Rian Johnson ammette di odiare i prequel di Star Wars
Un tempo autoproclamato odiatore dei prequel durante i suoi giorni al college, Johnson ora riflette su come il tempo, le reazioni dei fan e la sua esperienza come regista abbiano cambiato la sua prospettiva sulle voci più controverse del franchise.
Rian Johnson, il regista de Gli Ultimi Jedi, ora ammette apertamente di essere stato una sorta di odiatore dei prequel. Ricorda di aver guardato la nuova trilogia di Star Wars durante gli anni dell'università, descrivendo come lui e i suoi amici fossero spietati nel loro disprezzo per i film. In un'intervista, Johnson ha dichiarato:
"Ero al college quando sono usciti i prequel. Io e i miei amici eravamo il prequel di Hate Central. Tutti erano spietati all'epoca".
Tuttavia, questa posizione critica è cambiata nel tempo. Avendo attraversato lui stesso il vortice della reazione dei fan, Johnson dice che alla fine ha acquisito una prospettiva.
"Ora i prequel sono stati accolti. Non lo sto dicendo come un facile, 'Oh, le cose cambieranno tra 20 anni, vedrai!' È più che altro questo tira e molla, e questo odio per le cose che sembrano nuove: tutto questo fa parte dell'essere un fan di Star Wars. Spazzatura della guerra culturale a parte, penso che la parte essenziale di essa sia una parte sana".

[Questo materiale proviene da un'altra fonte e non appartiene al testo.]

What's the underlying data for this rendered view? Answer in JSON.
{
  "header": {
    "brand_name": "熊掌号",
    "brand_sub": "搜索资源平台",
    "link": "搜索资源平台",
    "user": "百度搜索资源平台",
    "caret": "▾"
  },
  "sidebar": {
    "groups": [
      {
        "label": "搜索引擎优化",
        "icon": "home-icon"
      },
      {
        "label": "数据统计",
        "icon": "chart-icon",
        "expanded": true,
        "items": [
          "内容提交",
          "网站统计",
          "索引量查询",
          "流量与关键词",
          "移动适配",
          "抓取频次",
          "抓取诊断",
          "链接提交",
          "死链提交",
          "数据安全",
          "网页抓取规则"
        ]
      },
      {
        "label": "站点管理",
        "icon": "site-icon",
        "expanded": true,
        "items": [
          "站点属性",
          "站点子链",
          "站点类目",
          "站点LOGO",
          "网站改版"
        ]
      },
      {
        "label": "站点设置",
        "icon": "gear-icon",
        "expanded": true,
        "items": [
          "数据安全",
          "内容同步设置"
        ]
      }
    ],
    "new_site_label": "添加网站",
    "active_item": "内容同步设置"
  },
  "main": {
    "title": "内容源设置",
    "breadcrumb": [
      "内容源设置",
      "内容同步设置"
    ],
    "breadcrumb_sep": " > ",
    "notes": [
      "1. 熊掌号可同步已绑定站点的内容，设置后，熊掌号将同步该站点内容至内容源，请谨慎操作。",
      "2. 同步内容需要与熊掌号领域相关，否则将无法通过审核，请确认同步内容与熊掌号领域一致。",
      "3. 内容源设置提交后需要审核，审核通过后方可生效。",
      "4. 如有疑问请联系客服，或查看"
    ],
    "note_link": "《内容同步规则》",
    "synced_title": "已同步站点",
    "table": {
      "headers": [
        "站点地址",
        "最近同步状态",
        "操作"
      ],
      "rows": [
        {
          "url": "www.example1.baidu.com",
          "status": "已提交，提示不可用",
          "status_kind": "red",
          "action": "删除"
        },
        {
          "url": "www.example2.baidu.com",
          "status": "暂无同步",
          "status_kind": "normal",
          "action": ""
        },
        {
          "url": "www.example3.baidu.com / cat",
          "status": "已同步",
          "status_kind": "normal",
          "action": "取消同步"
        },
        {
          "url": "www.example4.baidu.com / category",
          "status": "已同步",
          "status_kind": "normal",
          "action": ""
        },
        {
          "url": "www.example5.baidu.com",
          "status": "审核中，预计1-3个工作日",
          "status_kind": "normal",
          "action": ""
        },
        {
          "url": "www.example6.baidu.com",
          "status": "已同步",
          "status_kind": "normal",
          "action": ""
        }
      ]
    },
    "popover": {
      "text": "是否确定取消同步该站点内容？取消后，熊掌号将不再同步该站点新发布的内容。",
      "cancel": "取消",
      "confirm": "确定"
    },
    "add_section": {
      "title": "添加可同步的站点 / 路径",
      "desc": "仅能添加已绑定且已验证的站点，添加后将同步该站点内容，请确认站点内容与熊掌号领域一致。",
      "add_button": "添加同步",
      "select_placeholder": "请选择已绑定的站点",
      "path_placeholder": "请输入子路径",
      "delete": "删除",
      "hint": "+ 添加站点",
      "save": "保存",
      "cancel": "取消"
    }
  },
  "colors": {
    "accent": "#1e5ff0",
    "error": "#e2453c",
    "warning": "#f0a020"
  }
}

Traccia parallelismi tra il modo in cui i prequel sono stati accolti e la reazione divisiva a Gli Ultimi Jedi, riconoscendo che la cultura dei fan è profondamente complessa. Secondo lui, l'ostilità istintiva verso tutto ciò che non è familiare è, ironicamente, una caratteristica fondamentale del fandom di Star Wars. E anche se liquida gran parte della tossicità online come "spazzatura da guerra culturale", crede ancora che il discorso appassionato sia, in un certo senso, salutare.
"Non è mai bello avere qualcuno che ti segue su Internet, e soprattutto che ti dice cose con cui non sono assolutamente d'accordo su una cosa che ho fatto e in cui ho messo molto cuore e anima".
Quindi, da essere una volta tra i critici più accesi dei prequel, Johnson si è evoluto in qualcuno che li vede come voci comprensibili nella saga, sia narrativamente che culturalmente. Ammette apertamente la sua amarezza passata, apprezzando anche il modo in cui il tempo ha rimodellato il modo in cui i fan vedono quei film un tempo diffamati.